One thing you'll often hear from someone looking to switch to black coffee is, "I want coffee that isn't bitter". Hearing that, most will completely rule out any dark or strong coffee, although the two actually have little to do with each other. The majority of the bitterness of a coffee is created a the time of brew, so things like roast shade, origin, or caffeine strength have little to do with how smooth or how bitter your coffee is.

Over-extraction makes coffee bitter.

The more control that you can have over the brewing method, the more likely you are to control extraction. Certain brewing methods leave little or no room for preference and are often optimized more for convenience (Keurig machines, automatic drip machines, etc). These methods will leave you with a cup that is sometimes less than ideal (including a bitter cup). To best remedy a bitter cup, use brewing methods that will allow you to change the factors that determine whether or not your coffee is bitter (such as a Chemex). 
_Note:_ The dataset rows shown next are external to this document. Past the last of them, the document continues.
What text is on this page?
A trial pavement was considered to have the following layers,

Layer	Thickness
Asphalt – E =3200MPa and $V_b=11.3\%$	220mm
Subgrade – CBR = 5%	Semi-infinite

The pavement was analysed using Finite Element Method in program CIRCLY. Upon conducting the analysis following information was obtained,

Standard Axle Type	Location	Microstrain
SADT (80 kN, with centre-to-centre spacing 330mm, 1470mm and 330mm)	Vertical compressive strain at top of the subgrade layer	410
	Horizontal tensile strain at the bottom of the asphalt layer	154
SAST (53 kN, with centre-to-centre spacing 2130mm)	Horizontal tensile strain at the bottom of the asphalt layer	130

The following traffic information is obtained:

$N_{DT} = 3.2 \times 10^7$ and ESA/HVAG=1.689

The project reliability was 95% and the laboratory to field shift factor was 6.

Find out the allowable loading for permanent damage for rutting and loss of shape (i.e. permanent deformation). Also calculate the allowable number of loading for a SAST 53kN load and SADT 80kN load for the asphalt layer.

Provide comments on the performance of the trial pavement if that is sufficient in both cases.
Here are a few factors to keep in mind when adjusting extraction:

1. Grind Size

A grind that is too fine for a particular brewer may over extract.  

A lot of people tend to think that a finer grind = a stronger cup, but because the brewer/filter is not meant to handle so much surface area, the result is over-extraction. 

Coffee should be ground with a quality burr grinder to reduce fines (pieces of coffee that are comparably much too small). The more consistent and correct the grind, the less bitter the cup will be. 

2. Water Temperature 

Coffee should not be boiling hot when it hits the coffee.

You don't want to cook your coffee! The taste of burnt anything is bitter, especially that of the hypersensitive coffee bean. Keep coffee 200-205 F for best results. 

Don't have a thermometer? Boil a kettle and use the water about 30 seconds off the boil.

3. Extraction Time

For most brewers, extraction should be kept at about four or five minutes.

Anything greater than the recommended extraction time may yield a cup with beans that have been overused. It holds the same concept as using the same tea bag over multiple cups of tea- it will eventually impart unwanted flavors. 

Important to note: If you follow these instructions, the resulting cup will not be bitter. If you push them to the extreme, you will alternately end up with a cup that's too sour and under-extracted. Find a great medium and always record your brews so you can recreate the perfect cup.